Key Experimental Results

Main Results

Method Sudoku (256) Countdown (256) GSM8K (512) MATH500 (512)
LLaDA-8B-Instruct 6.7% 19.5% 78.2% 36.2%
+ diffu-GRPO 16.1% 27.0% 80.7% 39.0%
+ d1 (SFT+GRPO) 17.6% 25.8% 82.0% 38.0%
+ wd1 76.4% 51.2% 82.3% 39.0%
+ wd1++ - - 84.5% 44.2%
+ MDPO - - 83.7% 43.8%
+ TCR - - 83.0% 41.4%

Ablation Study

Configuration Sudoku Countdown Notes
wd1 (full) 76.4% 51.2% Full model
\(w^+\) only (WLL) 50.2% 39.5% No negative penalty, −26%
\(w^-\) only 15.3% 22.1% Penalty only, no reinforcement
d1 17.6% 25.8% Baseline

Training cost comparison (4×A100): - d1: SFT 2.01h + RL 103.5s/step, FLOPs 9.92e15/step, NFEs (μ+2)/step - wd1: No SFT + RL 81.16s/step, FLOPs 8.89e15/step, NFEs μ/step

Key Findings

  • wd1 outperforms d1 by 59% on Sudoku (76.4% vs. 17.6%) and by 25% on Countdown, demonstrating the substantial advantage of ratio-free methods on constrained reasoning tasks.
  • The negative-sample penalty is critical: removing \(w^-\) drops Sudoku accuracy from 76.4% to 50.2%, confirming that actively "forgetting" low-quality completions is essential.
  • wd1++ achieves SOTA with 10× fewer rollouts: 84.5% on GSM8K and 44.2% on MATH500 in only 20 training steps.
  • No SFT stage required: wd1 starts RL directly from the Instruct model, eliminating the 2-hour SFT phase required by d1.
  • Per-step compute is reduced by ~22% (81.16s vs. 103.5s), as approximating the old and reference policy likelihoods is no longer needed.

Highlights & Insights

  • Elegance of the ratio-free design: By switching the KL direction (forward → reverse), the ratio dependency of TRPO/PPO is converted into weighted likelihood, an idea that may also be valuable for AR models.
  • Dual design of \(w^+\)/\(w^-\): The combination of positive-sample weighting (increasing the probability of good outputs) and negative-sample penalization (decreasing the probability of bad outputs) automatically halts when advantages are equal—a clever self-balancing mechanism.
  • Unified theory via energy-guided diffusion: Interpreting RL fine-tuning as energy-guided diffusion training provides a new theoretical framework for understanding and improving RL in dLLMs.
  • Exploitation of intermediate steps (wd1++): Training on intermediate denoising products is a unique advantage of dLLMs that AR models cannot exploit.

Limitations & Future Work

  • Validation is limited to LLaDA-8B; generalization to other dLLMs (e.g., Dream, DiffuCoder) remains to be tested.
  • Likelihood approximation still uses the biased d1 method (\(t=1\) sampling); better approximations may yield further gains.
  • The potential for combining wd1 with RLHF (human feedback) has not been explored.
  • wd1++ requires storing intermediate denoising completions, increasing memory overhead.
  • vs. d1 (Zhao et al., 2025): d1 adapts GRPO to dLLMs but retains policy ratio computation. wd1 eliminates ratios entirely, reducing both error and computation.
  • vs.
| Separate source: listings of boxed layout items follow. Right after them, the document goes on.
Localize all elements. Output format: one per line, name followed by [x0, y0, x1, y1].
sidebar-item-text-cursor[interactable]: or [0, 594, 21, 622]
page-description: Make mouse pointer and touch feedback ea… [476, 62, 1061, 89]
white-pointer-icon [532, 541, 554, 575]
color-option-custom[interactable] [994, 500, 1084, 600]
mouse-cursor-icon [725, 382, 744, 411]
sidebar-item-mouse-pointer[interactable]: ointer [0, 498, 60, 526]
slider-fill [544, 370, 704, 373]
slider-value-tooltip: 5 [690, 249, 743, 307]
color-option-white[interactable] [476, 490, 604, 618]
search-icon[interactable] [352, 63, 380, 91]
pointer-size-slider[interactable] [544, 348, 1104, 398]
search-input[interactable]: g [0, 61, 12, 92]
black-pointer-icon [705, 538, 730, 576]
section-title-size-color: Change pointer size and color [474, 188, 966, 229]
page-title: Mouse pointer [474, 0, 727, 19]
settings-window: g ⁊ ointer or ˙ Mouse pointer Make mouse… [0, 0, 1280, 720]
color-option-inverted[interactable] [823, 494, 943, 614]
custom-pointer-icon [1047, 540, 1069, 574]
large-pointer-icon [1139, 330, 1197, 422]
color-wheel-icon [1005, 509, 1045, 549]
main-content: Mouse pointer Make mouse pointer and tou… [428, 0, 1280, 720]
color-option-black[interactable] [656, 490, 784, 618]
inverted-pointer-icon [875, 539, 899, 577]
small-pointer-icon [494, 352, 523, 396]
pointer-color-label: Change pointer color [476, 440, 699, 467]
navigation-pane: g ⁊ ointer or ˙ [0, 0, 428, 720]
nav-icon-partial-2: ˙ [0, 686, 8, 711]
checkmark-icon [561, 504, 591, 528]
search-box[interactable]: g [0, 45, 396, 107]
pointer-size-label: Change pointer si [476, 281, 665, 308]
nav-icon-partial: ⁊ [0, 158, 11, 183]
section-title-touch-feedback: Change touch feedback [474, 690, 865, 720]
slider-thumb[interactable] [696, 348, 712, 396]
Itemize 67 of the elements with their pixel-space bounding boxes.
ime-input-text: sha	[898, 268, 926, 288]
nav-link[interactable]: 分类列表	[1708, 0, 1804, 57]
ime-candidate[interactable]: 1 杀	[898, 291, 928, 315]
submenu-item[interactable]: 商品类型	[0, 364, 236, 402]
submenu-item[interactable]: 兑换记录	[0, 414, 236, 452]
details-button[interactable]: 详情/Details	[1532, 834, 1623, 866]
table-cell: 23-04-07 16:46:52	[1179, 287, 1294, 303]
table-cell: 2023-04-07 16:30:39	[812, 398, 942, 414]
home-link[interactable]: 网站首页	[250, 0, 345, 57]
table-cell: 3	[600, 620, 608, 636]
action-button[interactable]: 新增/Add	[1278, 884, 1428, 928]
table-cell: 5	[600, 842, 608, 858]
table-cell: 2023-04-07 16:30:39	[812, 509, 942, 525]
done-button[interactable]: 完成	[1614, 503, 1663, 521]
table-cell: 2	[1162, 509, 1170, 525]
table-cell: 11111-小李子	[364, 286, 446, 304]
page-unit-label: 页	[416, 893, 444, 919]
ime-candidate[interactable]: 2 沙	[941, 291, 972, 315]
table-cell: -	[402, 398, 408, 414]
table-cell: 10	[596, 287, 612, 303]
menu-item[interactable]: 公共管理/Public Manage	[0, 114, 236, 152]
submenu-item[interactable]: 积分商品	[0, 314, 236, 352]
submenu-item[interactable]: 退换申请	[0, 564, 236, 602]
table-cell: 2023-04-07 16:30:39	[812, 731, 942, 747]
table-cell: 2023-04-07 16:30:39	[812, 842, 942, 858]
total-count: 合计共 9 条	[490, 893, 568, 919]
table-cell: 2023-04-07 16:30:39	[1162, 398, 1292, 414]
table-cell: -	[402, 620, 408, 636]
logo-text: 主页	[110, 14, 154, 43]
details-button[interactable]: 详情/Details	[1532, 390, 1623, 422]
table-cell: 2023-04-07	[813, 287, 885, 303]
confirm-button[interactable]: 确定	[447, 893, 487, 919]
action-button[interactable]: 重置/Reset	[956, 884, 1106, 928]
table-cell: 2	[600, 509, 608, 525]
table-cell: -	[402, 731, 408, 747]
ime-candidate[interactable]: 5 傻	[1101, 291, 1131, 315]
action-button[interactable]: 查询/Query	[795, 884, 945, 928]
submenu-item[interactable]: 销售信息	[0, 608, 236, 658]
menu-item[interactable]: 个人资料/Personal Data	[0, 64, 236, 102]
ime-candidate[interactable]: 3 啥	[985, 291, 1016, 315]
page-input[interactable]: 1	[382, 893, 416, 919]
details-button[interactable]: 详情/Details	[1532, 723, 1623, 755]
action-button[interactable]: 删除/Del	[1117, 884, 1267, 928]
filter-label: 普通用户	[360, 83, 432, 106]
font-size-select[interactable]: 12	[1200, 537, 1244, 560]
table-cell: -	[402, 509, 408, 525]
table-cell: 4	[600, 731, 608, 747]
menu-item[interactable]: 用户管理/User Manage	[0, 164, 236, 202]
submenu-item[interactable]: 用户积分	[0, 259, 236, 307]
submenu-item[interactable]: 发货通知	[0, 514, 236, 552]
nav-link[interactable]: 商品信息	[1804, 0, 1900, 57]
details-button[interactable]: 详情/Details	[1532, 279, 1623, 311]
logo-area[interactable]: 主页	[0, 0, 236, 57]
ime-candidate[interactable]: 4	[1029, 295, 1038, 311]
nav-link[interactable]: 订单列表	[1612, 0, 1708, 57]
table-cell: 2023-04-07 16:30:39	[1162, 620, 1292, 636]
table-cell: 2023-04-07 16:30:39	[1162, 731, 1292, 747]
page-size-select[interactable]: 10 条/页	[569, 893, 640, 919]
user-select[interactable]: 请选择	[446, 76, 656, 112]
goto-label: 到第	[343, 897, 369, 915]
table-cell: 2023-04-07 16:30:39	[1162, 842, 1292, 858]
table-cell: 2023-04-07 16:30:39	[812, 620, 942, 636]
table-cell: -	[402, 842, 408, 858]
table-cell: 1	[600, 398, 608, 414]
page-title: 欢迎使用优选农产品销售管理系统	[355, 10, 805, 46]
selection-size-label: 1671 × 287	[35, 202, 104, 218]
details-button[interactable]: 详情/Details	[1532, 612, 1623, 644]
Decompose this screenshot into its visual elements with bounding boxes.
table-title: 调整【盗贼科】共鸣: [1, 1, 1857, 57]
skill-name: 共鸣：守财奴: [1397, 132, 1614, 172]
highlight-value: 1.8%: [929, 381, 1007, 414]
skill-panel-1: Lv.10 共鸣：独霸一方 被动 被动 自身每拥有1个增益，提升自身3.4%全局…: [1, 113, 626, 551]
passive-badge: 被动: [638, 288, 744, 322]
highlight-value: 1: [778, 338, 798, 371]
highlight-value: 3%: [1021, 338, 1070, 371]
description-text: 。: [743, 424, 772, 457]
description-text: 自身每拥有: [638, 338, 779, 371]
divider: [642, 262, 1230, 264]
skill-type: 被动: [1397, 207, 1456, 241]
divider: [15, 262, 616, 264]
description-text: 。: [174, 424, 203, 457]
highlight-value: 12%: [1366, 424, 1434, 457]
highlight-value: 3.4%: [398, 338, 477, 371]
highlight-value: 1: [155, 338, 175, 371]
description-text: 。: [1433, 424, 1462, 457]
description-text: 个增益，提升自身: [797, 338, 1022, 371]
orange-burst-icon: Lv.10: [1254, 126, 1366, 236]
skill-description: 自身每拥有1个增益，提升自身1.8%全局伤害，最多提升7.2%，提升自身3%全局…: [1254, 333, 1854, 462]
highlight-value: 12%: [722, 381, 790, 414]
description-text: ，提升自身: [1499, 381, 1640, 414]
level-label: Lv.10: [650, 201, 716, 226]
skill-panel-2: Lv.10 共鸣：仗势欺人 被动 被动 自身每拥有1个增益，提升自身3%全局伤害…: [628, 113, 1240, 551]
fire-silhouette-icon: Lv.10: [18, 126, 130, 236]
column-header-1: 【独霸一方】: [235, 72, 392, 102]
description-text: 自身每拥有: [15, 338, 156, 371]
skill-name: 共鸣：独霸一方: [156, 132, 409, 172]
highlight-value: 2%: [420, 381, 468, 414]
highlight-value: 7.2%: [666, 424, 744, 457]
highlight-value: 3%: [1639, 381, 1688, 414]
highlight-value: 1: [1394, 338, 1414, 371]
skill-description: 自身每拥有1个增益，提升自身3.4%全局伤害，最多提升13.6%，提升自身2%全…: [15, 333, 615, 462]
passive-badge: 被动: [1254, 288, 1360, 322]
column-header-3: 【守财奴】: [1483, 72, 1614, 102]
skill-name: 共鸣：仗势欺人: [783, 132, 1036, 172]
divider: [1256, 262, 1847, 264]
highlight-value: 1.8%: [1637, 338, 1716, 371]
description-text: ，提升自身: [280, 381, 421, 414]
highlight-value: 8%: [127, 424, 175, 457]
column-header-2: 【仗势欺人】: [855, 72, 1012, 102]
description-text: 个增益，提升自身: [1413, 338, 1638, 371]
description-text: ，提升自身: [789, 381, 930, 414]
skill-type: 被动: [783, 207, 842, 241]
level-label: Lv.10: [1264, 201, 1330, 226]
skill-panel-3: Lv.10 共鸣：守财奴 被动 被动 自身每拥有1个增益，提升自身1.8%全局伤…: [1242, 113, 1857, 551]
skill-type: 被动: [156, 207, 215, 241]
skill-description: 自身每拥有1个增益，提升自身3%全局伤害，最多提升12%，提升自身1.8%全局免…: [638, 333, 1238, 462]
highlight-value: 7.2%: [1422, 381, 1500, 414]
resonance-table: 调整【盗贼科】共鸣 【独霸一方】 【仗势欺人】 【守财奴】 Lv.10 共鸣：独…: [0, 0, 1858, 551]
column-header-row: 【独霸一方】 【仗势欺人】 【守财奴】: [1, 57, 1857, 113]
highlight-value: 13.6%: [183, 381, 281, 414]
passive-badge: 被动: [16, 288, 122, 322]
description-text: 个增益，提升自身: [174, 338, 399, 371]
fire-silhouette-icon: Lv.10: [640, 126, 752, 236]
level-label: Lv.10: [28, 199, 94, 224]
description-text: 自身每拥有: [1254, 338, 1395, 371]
UniGRPO (Yang et al., 2025): UniGRPO estimates the likelihood via DCE by sampling multiple values of \(t\), which is more accurate but slower. wd1 requires only a single approximation of the current policy.
  • vs. MDPO (He et al., 2025): MDPO adopts DPO-style preference optimization. wd1++ slightly outperforms MDPO on both GSM8K and MATH500.

Rating

  • Novelty: ⭐⭐⭐⭐⭐ — Innovations on three levels: ratio-free design, unification with energy-guided diffusion theory, and exploitation of intermediate denoising steps.
  • Experimental Thoroughness: ⭐⭐⭐⭐ — Multi-benchmark evaluation, ablation studies, and compute cost analysis, though only a single base model is used.
  • Writing Quality: ⭐⭐⭐⭐ — Theoretical derivations are clear, though the paper is dense.
  • Value: ⭐⭐⭐⭐⭐ — Addresses a core technical bottleneck in RL for dLLMs, delivering SOTA performance with significant compute savings.